Here are priorities of Boomers who expect to move:
* A smaller home (43%)
* An area with a different climate (30%)
* A more affordable home (25%)
* To be closer to family (15%)
* To be in a retirement community (12%)
Those that will be “fixing up the empty nest” have their own priorities – and of course many have already seen their children move out and have taken their priorities and acted upon them. Here’s a breakdown of plans for newly-emptied spaces:
* Guest bedrooms (58%)
* Home offices (39%)
* Craft rooms (28%)
* Entertainment rooms (15%)
“Given the recent housing market crunch, many boomers are recognizing they may be staying put in their current home into their retirement years,” said Corcoran. “Clearly, they’re already thinking about how to make the best possible use of the space they have. The responses in this poll show that most ’empty nest’ remodeling corresponds to a natural shift in life stages and the priorities that change as our lives do.”

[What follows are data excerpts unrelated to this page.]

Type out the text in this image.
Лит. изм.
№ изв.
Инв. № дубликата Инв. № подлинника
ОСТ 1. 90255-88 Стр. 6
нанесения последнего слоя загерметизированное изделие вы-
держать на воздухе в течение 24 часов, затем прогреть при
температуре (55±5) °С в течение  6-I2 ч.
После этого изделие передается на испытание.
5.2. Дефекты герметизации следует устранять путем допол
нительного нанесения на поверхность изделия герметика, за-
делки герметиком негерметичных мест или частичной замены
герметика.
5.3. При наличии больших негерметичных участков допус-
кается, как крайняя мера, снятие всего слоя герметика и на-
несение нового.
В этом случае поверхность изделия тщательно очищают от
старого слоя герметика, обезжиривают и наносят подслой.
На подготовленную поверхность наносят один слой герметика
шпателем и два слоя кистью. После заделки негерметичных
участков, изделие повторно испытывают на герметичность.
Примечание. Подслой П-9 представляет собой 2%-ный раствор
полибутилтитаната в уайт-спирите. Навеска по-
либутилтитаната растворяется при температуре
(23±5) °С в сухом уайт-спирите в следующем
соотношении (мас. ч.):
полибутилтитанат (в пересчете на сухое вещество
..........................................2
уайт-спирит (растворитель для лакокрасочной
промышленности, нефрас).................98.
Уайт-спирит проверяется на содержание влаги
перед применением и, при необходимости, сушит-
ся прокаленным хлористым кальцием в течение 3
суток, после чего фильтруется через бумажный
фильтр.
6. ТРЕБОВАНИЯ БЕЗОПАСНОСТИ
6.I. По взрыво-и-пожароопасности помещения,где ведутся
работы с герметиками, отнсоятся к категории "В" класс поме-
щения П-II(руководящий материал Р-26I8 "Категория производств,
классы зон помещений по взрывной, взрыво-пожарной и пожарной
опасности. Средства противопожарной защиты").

The Boomer generation came of age in a turbulent time – anybody remember the struggle between hippies and hardhats to determine the direction of the nation back in the late 1960s? That wasn’t the only thing going on of course, but in a lot of ways we seem to be right back there, as Occupy Wall Street has come together in opposition to the Tea Party.
One thing is for sure – the Boomers are still here in numbers too big to ignore – broadcasters need to be on top of how Boomers are thinking, living and consuming in their own neck of the woods – and somebody in the market is going to have to learn how to make a living advertising to this group as it ages out of the old advertising agency sweet spot that caps off at 54.